Reputation: 8249
Is it a good practice to have an is_deleted
column in a SQL Server table or there's another way of dealing with this question?
Another solution I can think of is to delete that row and inserting it to another table for deleted rows.
What's the best solutions?
Thanks in advance.
Upvotes: 1
Views: 1817
Reputation: 1496
It really depends on your scenario. Marking record as deleted is way less I/O heavy than real deletes (no constraint checking, no page coalescing, etc.), but it also creates lots of additional complexity in your code, because now your application needs to cope with soft-deleted records everywhere. All queries must take this into account, because some might want to return even deleted records, some strictly can't, etc.

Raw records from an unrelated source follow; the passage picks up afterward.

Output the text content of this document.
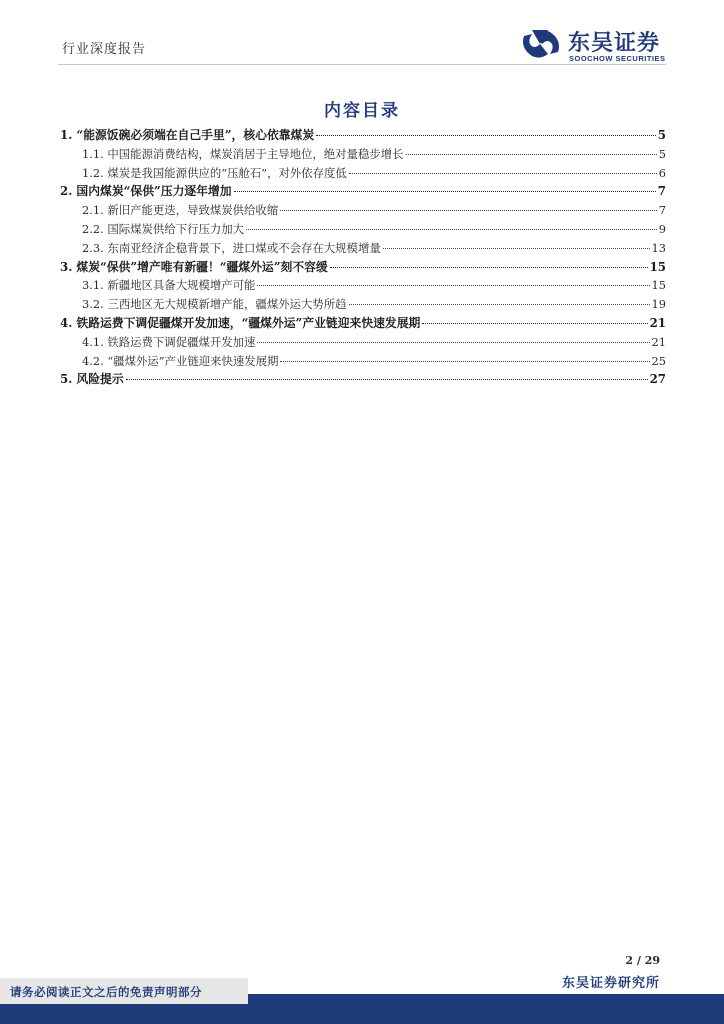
行业深度报告	东吴证券
SOOCHOW SECURITIES
内容目录
1. “能源饭碗必须端在自己手里”，核心依靠煤炭	5
1.1. 中国能源消费结构，煤炭消居于主导地位，绝对量稳步增长	5
1.2. 煤炭是我国能源供应的“压舱石”，对外依存度低	6
2. 国内煤炭“保供”压力逐年增加	7
2.1. 新旧产能更迭，导致煤炭供给收缩	7
2.2. 国际煤炭供给下行压力加大	9
2.3. 东南亚经济企稳背景下，进口煤或不会存在大规模增量	13
3. 煤炭“保供”增产唯有新疆！“疆煤外运”刻不容缓	15
3.1. 新疆地区具备大规模增产可能	15
3.2. 三西地区无大规模新增产能，疆煤外运大势所趋	19
4. 铁路运费下调促疆煤开发加速，“疆煤外运”产业链迎来快速发展期	21
4.1. 铁路运费下调促疆煤开发加速	21
4.2. “疆煤外运”产业链迎来快速发展期	25
5. 风险提示	27
2 / 29
东吴证券研究所
请务必阅读正文之后的免责声明部分
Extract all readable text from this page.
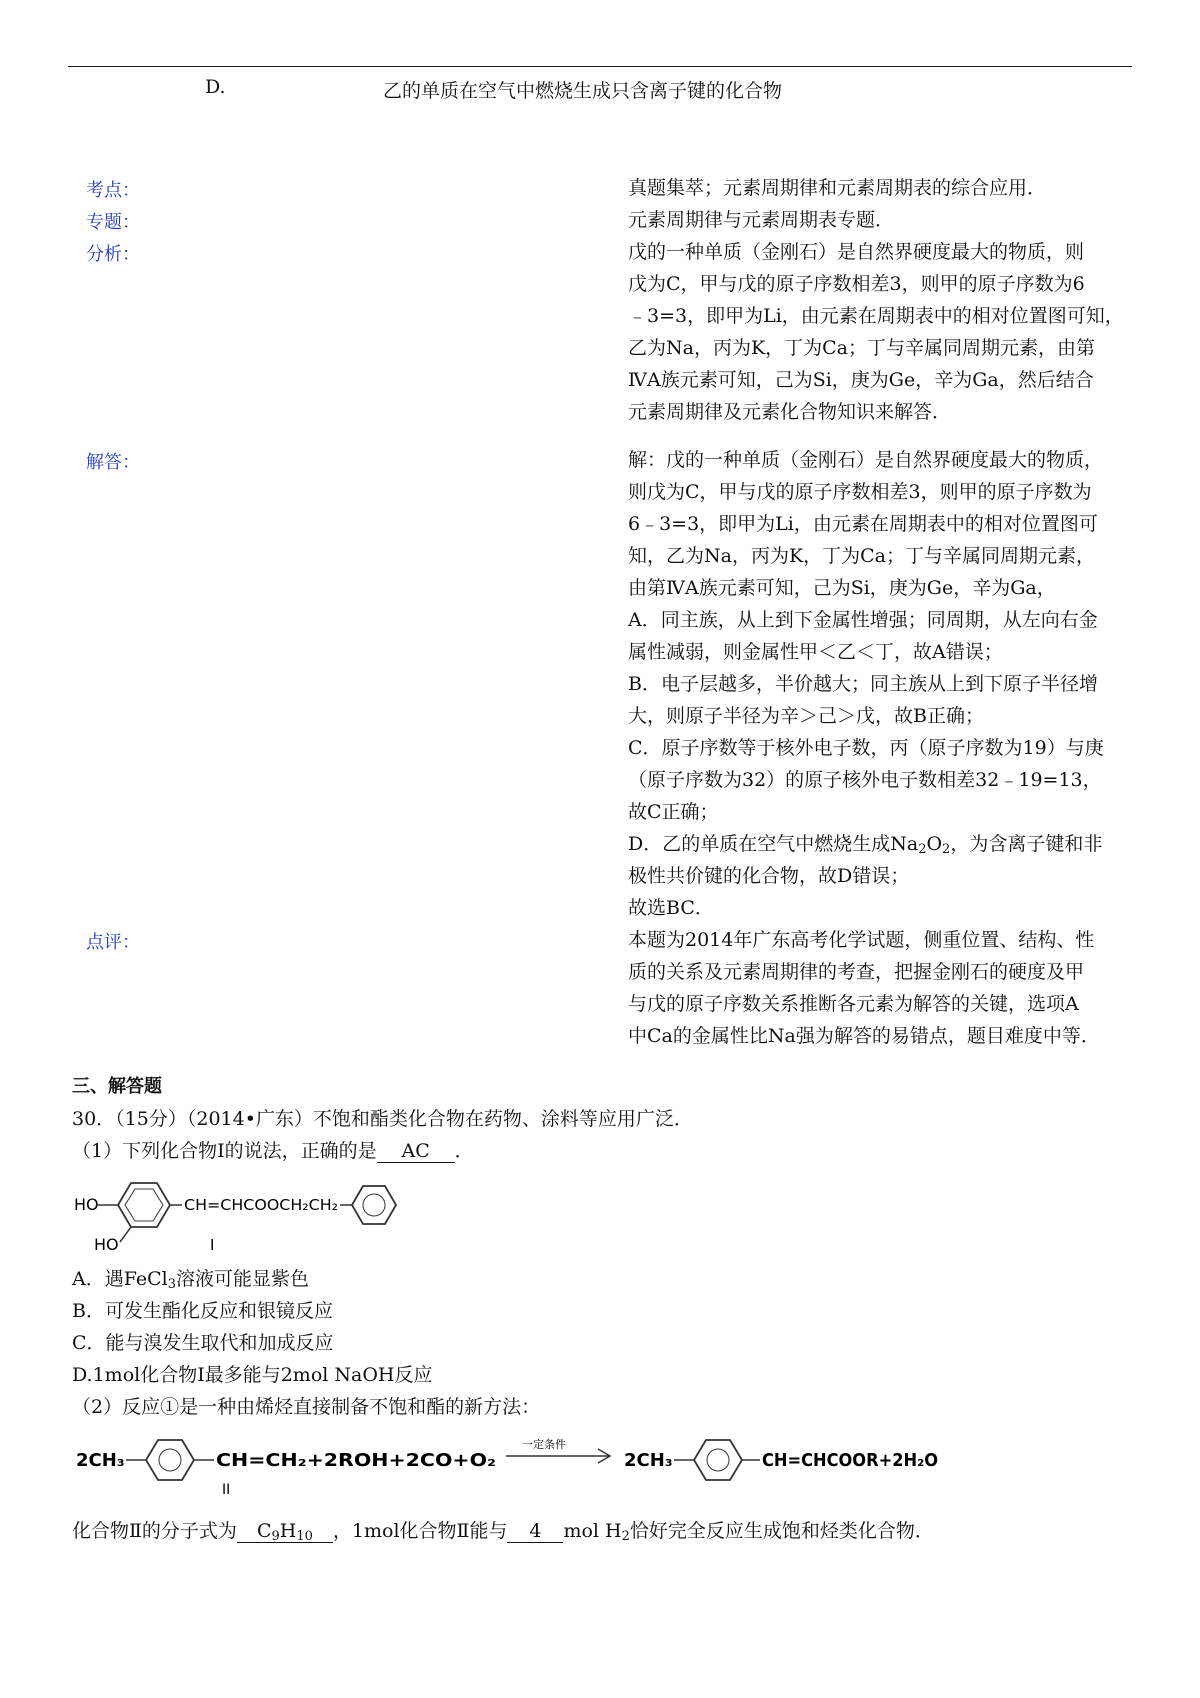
D.	乙的单质在空气中燃烧生成只含离子键的化合物
考点：	真题集萃；元素周期律和元素周期表的综合应用．
专题：	元素周期律与元素周期表专题．
分析：	戊的一种单质（金刚石）是自然界硬度最大的物质，则
戊为C，甲与戊的原子序数相差3，则甲的原子序数为6
﹣3=3，即甲为Li，由元素在周期表中的相对位置图可知，
乙为Na，丙为K，丁为Ca；丁与辛属同周期元素，由第
ⅣA族元素可知，己为Si，庚为Ge，辛为Ga，然后结合
元素周期律及元素化合物知识来解答．
解答：	解：戊的一种单质（金刚石）是自然界硬度最大的物质，
则戊为C，甲与戊的原子序数相差3，则甲的原子序数为
6﹣3=3，即甲为Li，由元素在周期表中的相对位置图可
知，乙为Na，丙为K，丁为Ca；丁与辛属同周期元素，
由第ⅣA族元素可知，己为Si，庚为Ge，辛为Ga，
A．同主族，从上到下金属性增强；同周期，从左向右金
属性减弱，则金属性甲＜乙＜丁，故A错误；
B．电子层越多，半价越大；同主族从上到下原子半径增
大，则原子半径为辛＞己＞戊，故B正确；
C．原子序数等于核外电子数，丙（原子序数为19）与庚
（原子序数为32）的原子核外电子数相差32﹣19=13，
故C正确；
D．乙的单质在空气中燃烧生成$Na_2O_2$，为含离子键和非
极性共价键的化合物，故D错误；
故选BC．
点评：	本题为2014年广东高考化学试题，侧重位置、结构、性
质的关系及元素周期律的考查，把握金刚石的硬度及甲
与戊的原子序数关系推断各元素为解答的关键，选项A
中Ca的金属性比Na强为解答的易错点，题目难度中等．
三、解答题
30．（15分）（2014•广东）不饱和酯类化合物在药物、涂料等应用广泛．
（1）下列化合物Ⅰ的说法，正确的是 AC ．
HO
HO
CH=CHCOOCH₂CH₂
I
A．遇FeCl$_3$溶液可能显紫色
B．可发生酯化反应和银镜反应
C．能与溴发生取代和加成反应
D.1mol化合物Ⅰ最多能与2mol NaOH反应
（2）反应①是一种由烯烃直接制备不饱和酯的新方法：
2CH₃	CH=CH₂+2ROH+2CO+O₂
II
一定条件
2CH₃	CH=CHCOOR+2H₂O
化合物Ⅱ的分子式为 $C_9H_{10}$ ，1mol化合物Ⅱ能与 4 mol $H_2$恰好完全反应生成饱和烃类化合物．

Another important thing to note is that your application might require hard deletes because of legislation or customer requirements.
Upvotes: 1
Reputation: 16812
Might be a little late in answering your question, but you should really read Udi Dahan's post in using "soft deletes" like the IsDeleted
column.
Upvotes: 1
Reputation: 1114
I'd say use the IsDeleted flag rather than deleting the rows (or alternatively IsEnabled, which I use for stuff like User tables). Storage is cheap and just because the row is no longer valid doesn't mean the data is worthless.
Another thing I usually have is a RowCreatedDateStamp column, its been useful many times.
Upvotes: 1
Reputation: 55172
Depends.
I'd go with the IsDeleted
field, and then every-now-and-then run an archive process that moves these rows off to an archived table, such that they don't take up room in commonly-queried tables, but can still be retrieved when required.